REITs have been on a buying spree, making $67.8 billion of net acquisitions in 2021. Several factors have contributed to these purchases, including a robust recovery in underlying property markets and solid outlook for future growth, a low cost of capital, and strong balance sheets that are in a good position to support this expansion of their real estate portfolios. And while the war in Ukraine has injected new risks and uncertainties into the outlook, the factors that supported REIT acquisitions last year leave them well-prepared for the path ahead. (Full disclosure, I am Senior Economist and SVP Research Analysis at Nareit, the worldwide representative voice for REITs and listed real estate.)
As publicly listed companies, REITs often issue common stock to raise capital to fund their acquisitions. High and rising share prices decrease REITs’ cost of capital, and also generally signal market confidence in the future prospects for income-producing real estate. The 41.3% total stock market return by REITs in 2021 provided both a strong signal to expand and also low-cost access to the capital required to do so. Indeed, REITs raised a record $126.9 billion in 2021 through issuance of common equity, preferred equity, and unsecured debt.
REIT acquisition activity increased steadily through the year, to $26.7 billion in the fourth quarter. Activity was broad-based, with nine of the 12 property sectors having positive net purchase activity, according to the Nareit T-Tracker®. Self storage REITs and residential REITs led the way, with $7.0 billion and $6.2 billion net purchases, respectively. These property sectors have been red-hot during the pandemic. Other sectors with significant net acquisitions include retail REITs and health care REITs, with $5.5 billion and $2.8 billion, respectively. These sectors came under pressure in the early phases of the pandemic, causing disruptions that led to opportunities for repositioning and consolidation.

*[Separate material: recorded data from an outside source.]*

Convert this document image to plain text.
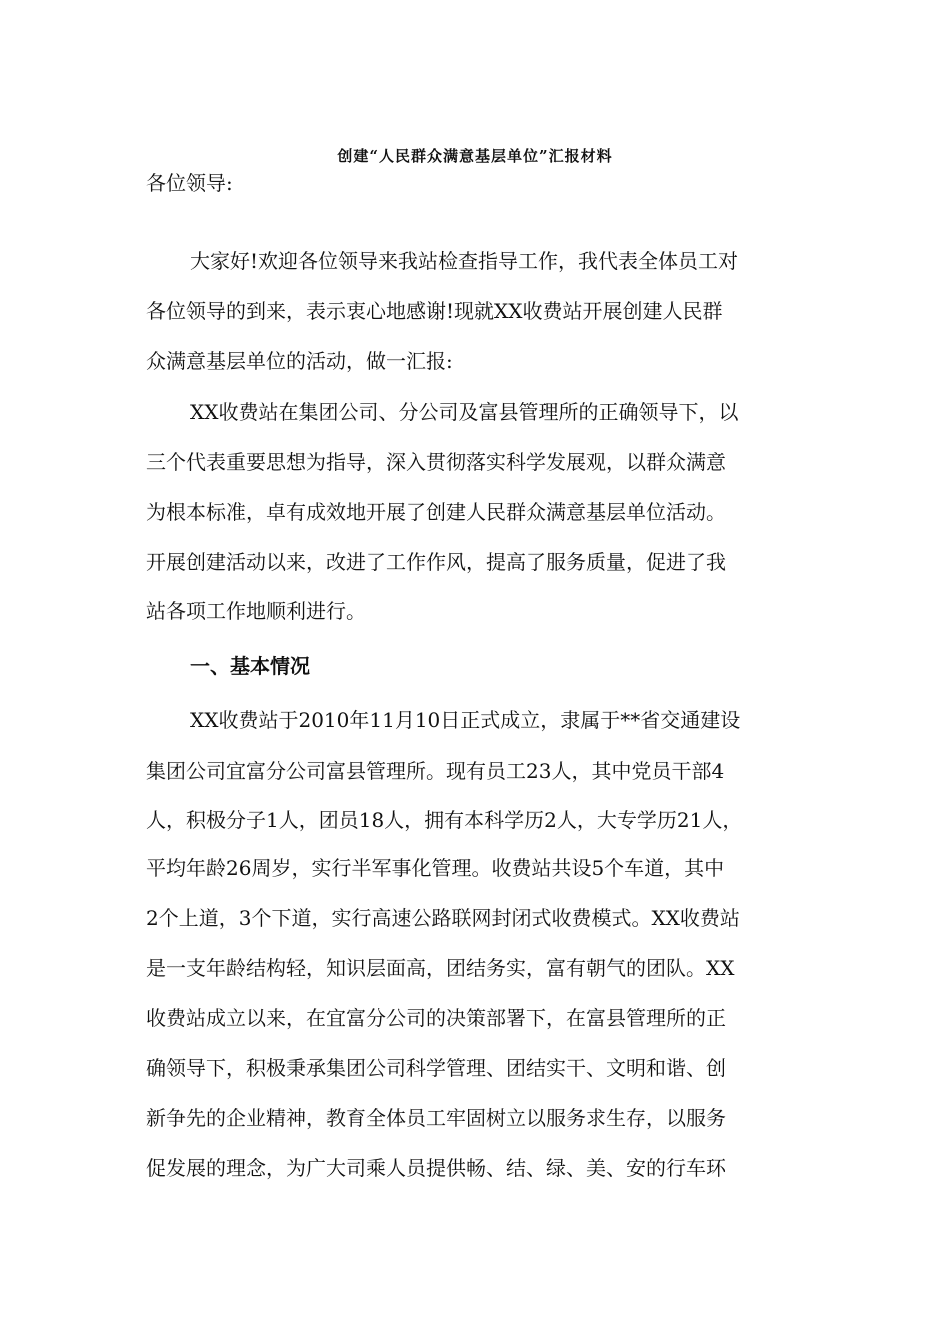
创建“人民群众满意基层单位”汇报材料
各位领导:
大家好!欢迎各位领导来我站检查指导工作，我代表全体员工对
各位领导的到来，表示衷心地感谢!现就XX收费站开展创建人民群
众满意基层单位的活动，做一汇报:
XX收费站在集团公司、分公司及富县管理所的正确领导下，以
三个代表重要思想为指导，深入贯彻落实科学发展观，以群众满意
为根本标准，卓有成效地开展了创建人民群众满意基层单位活动。
开展创建活动以来，改进了工作作风，提高了服务质量，促进了我
站各项工作地顺利进行。
一、基本情况
XX收费站于2010年11月10日正式成立，隶属于**省交通建设
集团公司宜富分公司富县管理所。现有员工23人，其中党员干部4
人，积极分子1人，团员18人，拥有本科学历2人，大专学历21人，
平均年龄26周岁，实行半军事化管理。收费站共设5个车道，其中
2个上道，3个下道，实行高速公路联网封闭式收费模式。XX收费站
是一支年龄结构轻，知识层面高，团结务实，富有朝气的团队。XX
收费站成立以来，在宜富分公司的决策部署下，在富县管理所的正
确领导下，积极秉承集团公司科学管理、团结实干、文明和谐、创
新争先的企业精神，教育全体员工牢固树立以服务求生存，以服务
促发展的理念，为广大司乘人员提供畅、结、绿、美、安的行车环
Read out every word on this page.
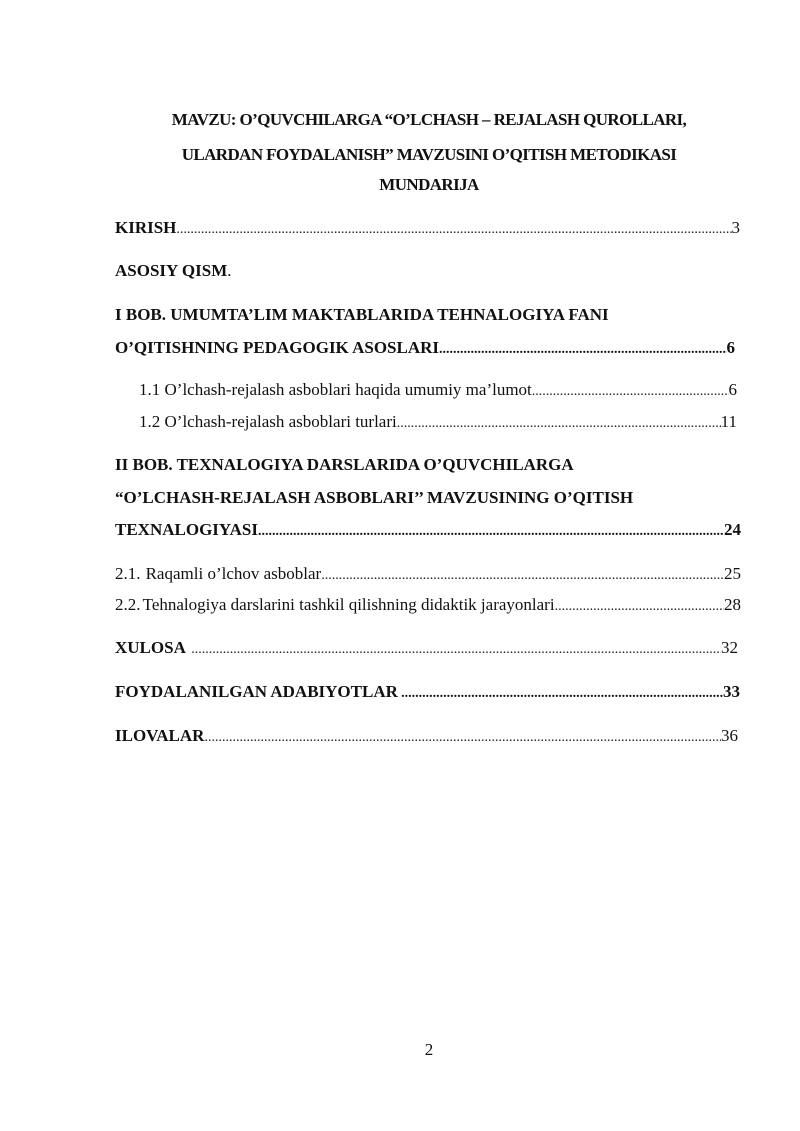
MAVZU: O’QUVCHILARGA “O’LCHASH – REJALASH QUROLLARI,
ULARDAN FOYDALANISH” MAVZUSINI O’QITISH METODIKASI
MUNDARIJA
KIRISH .....	3
ASOSIY QISM.
I BOB. UMUMTA’LIM MAKTABLARIDA TEHNALOGIYA FANI
O’QITISHNING PEDAGOGIK ASOSLARI .....	6
1.1 O’lchash-rejalash asboblari haqida umumiy ma’lumot .....	6
1.2 O’lchash-rejalash asboblari turlari .....	11
II BOB. TEXNALOGIYA DARSLARIDA O’QUVCHILARGA
“O’LCHASH-REJALASH ASBOBLARI’’ MAVZUSINING O’QITISH
TEXNALOGIYASI .....	24
2.1. Raqamli o’lchov asboblar .....	25
2.2. Tehnalogiya darslarini tashkil qilishning didaktik jarayonlari .....	28
XULOSA .....	32
FOYDALANILGAN ADABIYOTLAR .....	33
ILOVALAR .....	36
2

These acquisitions come at a time when REIT operating performance and financial performance are both on the upswing. Occupancy rates of all properties held by REITs rose to 92.3%, an increase of 325 basis points from the low point reached early in the pandemic, and have nearly returned to their levels preceding the pandemic. Across property sectors, occupancy has risen among the apartment, industrial, and retail REIT sectors, while occupancy rates have continued to decline in the office sector.
Financial performance has benefited as conditions in property markets have firmed and occupancy recovers. Indeed, after having declined in 2020, earnings of the REIT sector (as measured by funds from operations (FFO)) rose 24.6% in 2021 to a record high of $64.8 billion.
REITs have strengthened their balance sheets over the past decade, reducing their leverage and locking in low interest rates for well into the future. This solid financial position has not only facilitated the recent wave of acquisitions, but has also reduced exposures to possible increases in interest rates or other shocks in financial markets in the months and years ahead.